The Calgary Herald – September 27, 2012
By Susan Martinuk

There’s a saying that “character is doing the right thing when no one is looking.” But certain events this week suggest that character is revealed even more fully when everyone is looking.

On Wednesday, Parliament had a free vote on Motion 312, a private member’s bill calling on MPs to strike a committee that would study personhood of the fetus – and attempt to determine the point at which the unborn child becomes a human being under Canadian law.

The bill was defeated as expected by a vote of 203 to 91. What was surprising is that more than half of the Conservatives (87 MPs), including eight cabinet ministers, voted for the bill. Each of these MPs took a risk in doing so, as it was clear the vote would never pass, and Prime Minister Stephen Harper had stated he would not support it and had no intention of ever reopening the abortion debate.

Voting against the prime minister is typically considered a career-limiting step – sometimes even on a free vote. It is even more risky when the issue is controversial and the media are eager to vilify such members.

In this atmosphere, two of the most significant yea votes came from Citizenship and Immigration Minister Jason Kenney and the Minister for the Status of Women, Rona Ambrose.

Kenney ostensibly supported the motion because he believes it’s time for a “respectful debate” on abortion. Those who are familiar with Kenney aren’t surprised by his position. Supporters know him to be a devout, principled Catholic and a long-term, prominent advocate for life. His constituents know it and, because of it – or in spite of it – continue to vote for him in large numbers. In the past four elections, they have given him a margin of support greater than 70 per cent.

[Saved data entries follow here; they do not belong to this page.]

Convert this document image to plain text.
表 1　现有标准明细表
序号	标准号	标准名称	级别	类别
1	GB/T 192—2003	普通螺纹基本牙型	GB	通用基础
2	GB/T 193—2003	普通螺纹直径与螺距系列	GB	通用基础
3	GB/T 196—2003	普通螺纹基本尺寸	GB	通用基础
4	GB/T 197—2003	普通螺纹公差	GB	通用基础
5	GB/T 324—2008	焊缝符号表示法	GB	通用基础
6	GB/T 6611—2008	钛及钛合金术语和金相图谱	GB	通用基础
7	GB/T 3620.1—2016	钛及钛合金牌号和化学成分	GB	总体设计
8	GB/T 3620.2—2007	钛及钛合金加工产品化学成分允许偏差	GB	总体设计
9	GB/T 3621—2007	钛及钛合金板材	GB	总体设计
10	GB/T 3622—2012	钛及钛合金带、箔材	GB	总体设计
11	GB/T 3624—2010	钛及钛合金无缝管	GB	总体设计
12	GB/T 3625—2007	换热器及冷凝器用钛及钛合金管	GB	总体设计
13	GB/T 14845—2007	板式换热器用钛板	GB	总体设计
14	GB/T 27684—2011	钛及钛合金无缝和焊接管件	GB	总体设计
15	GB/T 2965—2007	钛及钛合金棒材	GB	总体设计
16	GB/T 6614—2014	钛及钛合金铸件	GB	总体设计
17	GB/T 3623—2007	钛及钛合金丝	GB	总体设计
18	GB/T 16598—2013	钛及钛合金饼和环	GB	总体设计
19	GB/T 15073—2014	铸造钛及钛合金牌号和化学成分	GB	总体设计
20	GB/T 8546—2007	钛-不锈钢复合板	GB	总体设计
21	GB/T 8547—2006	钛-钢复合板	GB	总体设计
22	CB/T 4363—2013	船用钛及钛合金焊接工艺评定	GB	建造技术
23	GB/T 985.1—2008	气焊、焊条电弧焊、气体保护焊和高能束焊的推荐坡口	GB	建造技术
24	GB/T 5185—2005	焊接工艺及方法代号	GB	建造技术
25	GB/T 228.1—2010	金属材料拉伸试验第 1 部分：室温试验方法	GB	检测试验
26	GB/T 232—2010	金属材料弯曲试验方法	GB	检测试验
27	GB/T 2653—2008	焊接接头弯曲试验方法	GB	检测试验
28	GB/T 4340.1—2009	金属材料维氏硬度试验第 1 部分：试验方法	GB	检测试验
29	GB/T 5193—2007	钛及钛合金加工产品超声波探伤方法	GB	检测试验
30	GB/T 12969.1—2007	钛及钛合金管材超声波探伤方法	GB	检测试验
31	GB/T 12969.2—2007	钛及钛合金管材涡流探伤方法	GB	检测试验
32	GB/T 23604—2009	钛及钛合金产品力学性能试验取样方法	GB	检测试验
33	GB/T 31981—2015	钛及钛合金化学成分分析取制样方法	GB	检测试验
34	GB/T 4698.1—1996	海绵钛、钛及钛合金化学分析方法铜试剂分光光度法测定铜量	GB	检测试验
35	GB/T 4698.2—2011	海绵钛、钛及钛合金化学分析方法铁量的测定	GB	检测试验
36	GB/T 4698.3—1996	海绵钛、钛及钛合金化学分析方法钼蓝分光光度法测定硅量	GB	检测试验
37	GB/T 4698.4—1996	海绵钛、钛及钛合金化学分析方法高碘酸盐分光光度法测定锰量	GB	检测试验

He deserves it, as he has repeatedly shown himself to be a principled politician who is willing to stand by what he has said and act according to his moral framework and conscience. In an age of cynicism and disgraced politicians, where flip-flops are more the rule than the exception, it is refreshing to see someone push political expediency out and let their conscience speak. It’s all the more encouraging that he would take this stand on abortion, which is typically a no-win situation in Canadian politics.

Taking a principled stance is such a rare act that Kenney is now being skewered by the media and abortion advocates. The media suggest that he acted to position himself as the leader of the party’s social conservatives to gain support for a leadership run that is nowhere in sight for many years to come. But Kenney’s vote wasn’t a political strategy – it was a moral stand.

The NDP’s status of women critic was obviously searching for dark, ulterior motives when she said the most important question about Kenney’s vote is “why” he would take such a stand. The NDP is obviously so accustomed to making decisions on ulterior motives, that they can’t even conceive the idea that he voted on principle.

Ambrose says she supported the bill because she hopes to take action against sex-selective abortion. It isn’t exactly a principled stance, if one supports abortion for every other reason. But as minister for the status of women, she took a courageous stance and is now being vilified for it.

The Abortion Rights Coalition of Canada has said she is “unfit” for the job, and demanded that she resign for “(throwing) women under the bus” and defying the prime minister. Its leader had previously called on Harper to discipline cabinet members who voted for the motion.

Once again, this exposes the hypocrisy of those who say they support choice. In truth, they only support choice when it reflects their choice. This irony is made even more clear by the Angus Reid polls in January showing that 53 per cent of women support laws restricting abortion in some way, and 66 percent of women want a law against sex-selective abortion. Obviously, Ambrose represents the position of the majority of Canadian women.

Martin Luther King Jr. said, “Our lives begin to end the day we become silent about things that matter.”

Kudos to Kenney and Ambrose for taking a stand that supports life.